Tel que je le comprends, le féminisme ne se réduit pas au combat pour l’égalité et la parité entre hommes et femmes. Si tel était le cas, les politiques de reconnaissance de la différence ne seraient que des pis aller. On impose des quotas parce qu’on y est obligé, mais c’est une échelle dont on peut se débarrasser une fois que l’égalité ou la parité sont réalisées. Selon certains, une fois parvenu à ces finalités, on atteint un niveau où les principes sont color blind et où la reconnaissance de la différence n’est plus nécessaire.

Le féminisme va plus loin. Des stéréotypes associés aux genres féminin et masculin se sont historiquement installés depuis des millénaires. Ainsi, la retenue émotionnelle, la force physique et la virilité ont été associées au stéréotype masculin. L’expressivité émotionnelle, la résilience et l’empathie ont été associées au stéréotype féminin. Certes, les genres sont fluides et les gens de sexe masculin et féminin peuvent en principe plus ou moins exemplifier les stéréotypes associés aux deux genres mentionnés. Mais historiquement, des tendances lourdes se sont imposées et les personnes de sexe opposé ont plus souvent qu’autrement exemplifié les traits associés aux deux genres traditionnels.
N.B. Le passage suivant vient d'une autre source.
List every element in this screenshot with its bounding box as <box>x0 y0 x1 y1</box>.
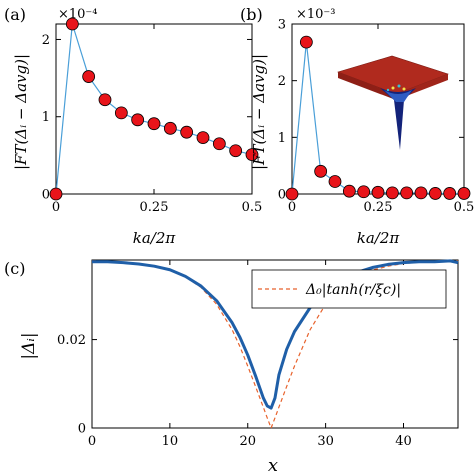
panel-c-marks <box>91 259 459 430</box>
panel-a-point <box>245 148 259 161</box>
panel-c-frame <box>91 259 459 429</box>
panel-b-xtick-label: 0 <box>288 200 296 215</box>
panel-b-marks <box>285 35 471 201</box>
panel-a-point <box>196 131 210 144</box>
panel-b-ytick-label: 2 <box>278 74 286 89</box>
panel-c-xlabel: x <box>268 455 278 476</box>
panel-a-label: (a) <box>4 5 26 24</box>
panel-c-ytick-label: 0.02 <box>57 333 86 348</box>
panel-c-ticks: 0 10 20 30 40 0 0.02 <box>57 260 458 449</box>
panel-c-xtick-label: 20 <box>239 434 256 449</box>
panel-b-ytick-label: 0 <box>278 188 286 203</box>
panel-b-ylabel: |FT(Δᵢ − Δavg)| <box>250 54 268 170</box>
panel-a-ytick-label: 0 <box>42 188 50 203</box>
panel-a-ylabel: |FT(Δᵢ − Δavg)| <box>12 54 30 170</box>
panel-b-point <box>357 185 371 199</box>
legend-fit-label: Δ₀|tanh(r/ξc)| <box>305 282 401 298</box>
panel-b-ticks: 0 0.25 0.5 0 1 2 3 <box>278 18 474 216</box>
panel-c-legend: Δ₀|tanh(r/ξc)| <box>251 269 447 309</box>
panel-c-ylabel: |Δᵢ| <box>19 332 39 359</box>
panel-b-point <box>285 187 299 201</box>
panel-a-axes <box>55 23 253 195</box>
panel-a-point <box>131 113 145 127</box>
panel-a-point <box>49 187 63 201</box>
panel-a-point <box>114 106 128 120</box>
panel-b-point <box>400 186 414 200</box>
panel-c-ytick-label: 0 <box>78 422 86 437</box>
panel-c-label: (c) <box>4 259 25 278</box>
panel-b-point <box>314 164 328 178</box>
panel-b-point <box>443 187 457 200</box>
panel-c-xtick-label: 10 <box>162 434 179 449</box>
panel-b-point <box>457 187 471 200</box>
panel-a-exponent: ×10⁻⁴ <box>58 7 98 22</box>
panel-c-xtick-label: 0 <box>88 434 96 449</box>
panel-b-point <box>385 186 399 200</box>
panel-a-point <box>212 137 226 151</box>
panel-a: (a) ×10⁻⁴ |FT(Δᵢ − Δavg)| ka/2π 0 0.25 0.5… <box>4 5 262 247</box>
panel-a-xlabel: ka/2π <box>133 229 177 247</box>
panel-b-point <box>342 184 356 198</box>
panel-a-ytick-label: 1 <box>42 110 50 125</box>
panel-b-point <box>328 175 342 188</box>
panel-a-ytick-label: 2 <box>42 33 50 48</box>
panel-a-series-line <box>55 23 253 195</box>
panel-b: (b) ×10⁻³ |FT(Δᵢ − Δavg)| ka/2π 0 0.25 0.5… <box>240 5 474 247</box>
panel-a-point <box>163 121 177 135</box>
panel-b-point <box>299 35 313 49</box>
panel-b-point <box>371 185 385 199</box>
panel-b-xtick-label: 0.5 <box>454 200 474 215</box>
panel-a-xtick-label: 0.25 <box>140 200 169 215</box>
panel-a-point <box>82 70 96 83</box>
panel-c-data-line <box>92 259 459 410</box>
panel-a-marks <box>49 17 259 201</box>
panel-c: (c) |Δᵢ| x 0 10 20 30 40 0 0.02 Δ₀|tanh(r/ξc)| <box>4 259 459 476</box>
panel-b-ytick-label: 1 <box>278 131 286 146</box>
legend-box <box>251 269 447 309</box>
panel-c-xtick-label: 30 <box>317 434 334 449</box>
panel-a-ticks: 0 0.25 0.5 0 1 2 <box>42 24 263 215</box>
panel-a-point <box>147 117 161 131</box>
panel-b-xtick-label: 0.25 <box>364 200 393 215</box>
panel-b-label: (b) <box>240 5 263 24</box>
panel-b-inset-surface <box>337 55 449 150</box>
panel-a-xtick-label: 0 <box>52 200 60 215</box>
panel-b-ytick-label: 3 <box>278 18 286 33</box>
panel-a-frame <box>55 23 253 195</box>
panel-a-point <box>98 93 112 107</box>
panel-c-axes <box>91 259 459 429</box>
panel-a-point <box>180 125 194 139</box>
panel-a-point <box>65 17 79 31</box>
panel-b-xlabel: ka/2π <box>357 229 401 247</box>
panel-c-xtick-label: 40 <box>395 434 412 449</box>
panel-a-point <box>229 144 243 158</box>
panel-b-point <box>428 187 442 200</box>
panel-b-exponent: ×10⁻³ <box>296 7 336 22</box>
panel-b-point <box>414 186 428 200</box>
panel-a-xtick-label: 0.5 <box>242 200 263 215</box>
Dans le secteur politique, les personnes qui ont semblé manifester des aptitudes à gouverner ont été celles qui ont démontré une très grande confiance en soi, qui ont su se faire entendre et qui ont démontré une force capable d’exercer un leadership. On a moins jugé important d’élire des personnes capables de douter, d’écouter et de travailler en équipe de façon transpartisane. Ce faisant, la vaste majorité des élus ont été des hommes et les professions associées au stéréotype masculin telles que le domaine des affaires (les chefs d’entreprise) et l’industrie de la construction (là où la construction va, l’économie va) ont été valorisées. Dans certaines sociétés, on a valorisé l’armée, qu’il s’agisse du service militaire étant obligatoire ou du président chef des armées (commander in chief). On a accordé moins d’importance aux professions associées aux stéréotype féminin axées sur le soin, l’empathie et la compassion (préposée aux malades, enseignantes, infirmières, monitrices dans les services de gardes).

Pendant la pandémie, on s’est rendu compte de l’importance des professions associées au soin et on a pu constater à quel point ces professions sous-payées étaient aussi exercées dans des conditions difficiles. C’est ici que la politique de la reconnaissance joue un rôle essentiel. Ce n’est pas seulement qu’une politique de quotas. Il faut certes des quotas, mais il faut plus. Il faut que l’empathie, la compassion et le soin soient intégrés à long terme dans notre façon de penser, dans le choix de nos représentants politiques et dans les professions qu’il faut valoriser.

Cela n’est pas qu’un pis-aller, une politique transitoire. Je ne crois pas à un humanisme débarrassé du féminisme. La politique de la reconnaissance de la différence, dans son aspect substantiel (tenant compte de l’empathie, de la compassion et du soin) est constitutive d’une théorie de la justice et est essentielle à toute entreprise aspirant à l’universel.